In a DVD commentary for "The Moth", Monaghan said he felt Charlie's black hoodie is some sort of "security blanket" that he hides underneath and uses when he feels "lost".

In a Season One DVD featurette, "Backstage with Driveshaft", Dominic Monaghan cites several bands as a direct influence on the fictional band:

What I think Charlie gets confused with is this idea that being on TRL a couple of times in America and maybe being in the Top 20 and having a little run of things over the summer, he thought they were turning into the new Radiohead or the new Oasis or the new Verve.

Monaghan adds:

I think Charlie thinks that his band is a little bit more important than they actually are. He's under the impression that his first album was kind of like Oasis' first album. Y'know, critically acclaimed, didn't sell big numbers, but y'know, in the industry, people gave it respect.

At the 2009 San Diego Comic-Con, Dominic Monaghan returned and confirmed that he would be back in Losts final season as Charlie for three episodes.

==Reception==
| "No longer are we observing the ex-rocker, the junky, the Laurel to Hurley's Hardy, now we are seeing Charlie as vulnerable and complex human being with a galvanized sense of what makes life worth living." |
| — Jon Lachonis regarding Charlie in "Greatest Hits" . |

Chris Carabott responded positively to the utilization of the character in "The Moth", mentioning, "Dini and Johnson use the various talents of some of the "losties" to further emphasize Charlie's uselessness," and "Charlie's development throughout the episode is striking." However, he did express dissatisfaction at how he was used in season two, believing it took away from a "gem of an episode." In "Homecoming", he commented on his "good nature" and mentioned his flashback "does a great job of contrasting the Charlie we now know on the island."

In his review of "Live Together, Die Alone", Scott Brown of Entertainment Weekly said the writers were "trying to make us hate Charlie," calling him "deeply annoying".

In a review of season three's penultimate episode, Chris Carabott said Charlie's flashbacks could "send shivers up our collective spines," and said he was "annoying at times." Nonetheless, he called the character "someone we can respect." Entertainment Weeklys Jeff Jensen said Charlie "was ready for the spotlight", and Monaghan gave his "best performance yet"." On BuddyTV, his flashbacks were described as bringing audiences "closer to Charlie's human aspect", and it was noted the episode was "wildly successful" in turning Charlie into a relatable character.

The website Television Without Pity ranked him 7th in a list of Lost's "10 Most Worthless Characters", dubbing his backstory "Oasis: Behind the Music". Contrastingly, in a list of the show's "10 Best Backstories", he was ranked 8th.
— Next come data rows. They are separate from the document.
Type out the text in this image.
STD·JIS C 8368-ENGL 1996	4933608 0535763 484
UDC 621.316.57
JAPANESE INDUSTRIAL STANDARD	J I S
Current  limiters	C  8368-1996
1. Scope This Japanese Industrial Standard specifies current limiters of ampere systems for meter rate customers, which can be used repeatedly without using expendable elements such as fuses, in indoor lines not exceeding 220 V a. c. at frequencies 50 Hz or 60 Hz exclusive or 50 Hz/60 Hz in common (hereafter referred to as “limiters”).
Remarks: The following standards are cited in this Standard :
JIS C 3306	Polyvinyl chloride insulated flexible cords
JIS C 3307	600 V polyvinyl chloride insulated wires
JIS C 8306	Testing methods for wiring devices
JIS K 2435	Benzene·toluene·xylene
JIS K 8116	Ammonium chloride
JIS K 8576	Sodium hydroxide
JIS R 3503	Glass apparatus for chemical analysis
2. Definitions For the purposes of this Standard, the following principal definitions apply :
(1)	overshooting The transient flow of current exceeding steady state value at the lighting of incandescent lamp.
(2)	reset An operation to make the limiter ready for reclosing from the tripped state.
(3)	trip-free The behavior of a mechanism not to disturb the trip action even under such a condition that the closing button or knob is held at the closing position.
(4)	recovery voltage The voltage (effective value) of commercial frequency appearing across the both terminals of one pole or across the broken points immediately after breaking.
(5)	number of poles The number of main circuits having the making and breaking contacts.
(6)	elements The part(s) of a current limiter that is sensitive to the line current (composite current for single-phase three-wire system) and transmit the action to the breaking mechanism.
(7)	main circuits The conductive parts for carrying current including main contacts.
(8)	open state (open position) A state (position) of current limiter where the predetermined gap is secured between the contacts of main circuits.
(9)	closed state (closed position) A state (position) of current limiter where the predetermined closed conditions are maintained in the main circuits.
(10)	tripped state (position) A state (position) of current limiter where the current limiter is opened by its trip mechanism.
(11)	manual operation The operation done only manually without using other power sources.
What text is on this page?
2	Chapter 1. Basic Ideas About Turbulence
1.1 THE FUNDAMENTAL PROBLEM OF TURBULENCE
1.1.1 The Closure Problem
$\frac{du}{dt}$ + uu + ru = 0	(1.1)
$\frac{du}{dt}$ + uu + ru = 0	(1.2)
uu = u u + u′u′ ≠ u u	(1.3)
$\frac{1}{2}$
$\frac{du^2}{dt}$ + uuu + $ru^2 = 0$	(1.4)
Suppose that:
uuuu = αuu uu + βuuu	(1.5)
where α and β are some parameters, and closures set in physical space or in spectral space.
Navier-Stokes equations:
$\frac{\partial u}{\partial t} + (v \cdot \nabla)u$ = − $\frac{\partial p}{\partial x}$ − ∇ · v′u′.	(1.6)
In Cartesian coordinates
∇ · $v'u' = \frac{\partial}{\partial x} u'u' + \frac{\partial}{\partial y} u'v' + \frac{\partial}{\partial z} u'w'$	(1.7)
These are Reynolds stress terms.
A poll by E! Online named him as the character fans would most like to see return at 43.4% of the vote, more than 30 percentage points higher than his nearest rival.

The one-hit song "You All Everybody" created for Drive Shaft was made available to players of the video game series Rock Band through the Rock Band Network, shortly after the airing of the Lost series finale alongside Geronimo Jackson's "Dharma Lady".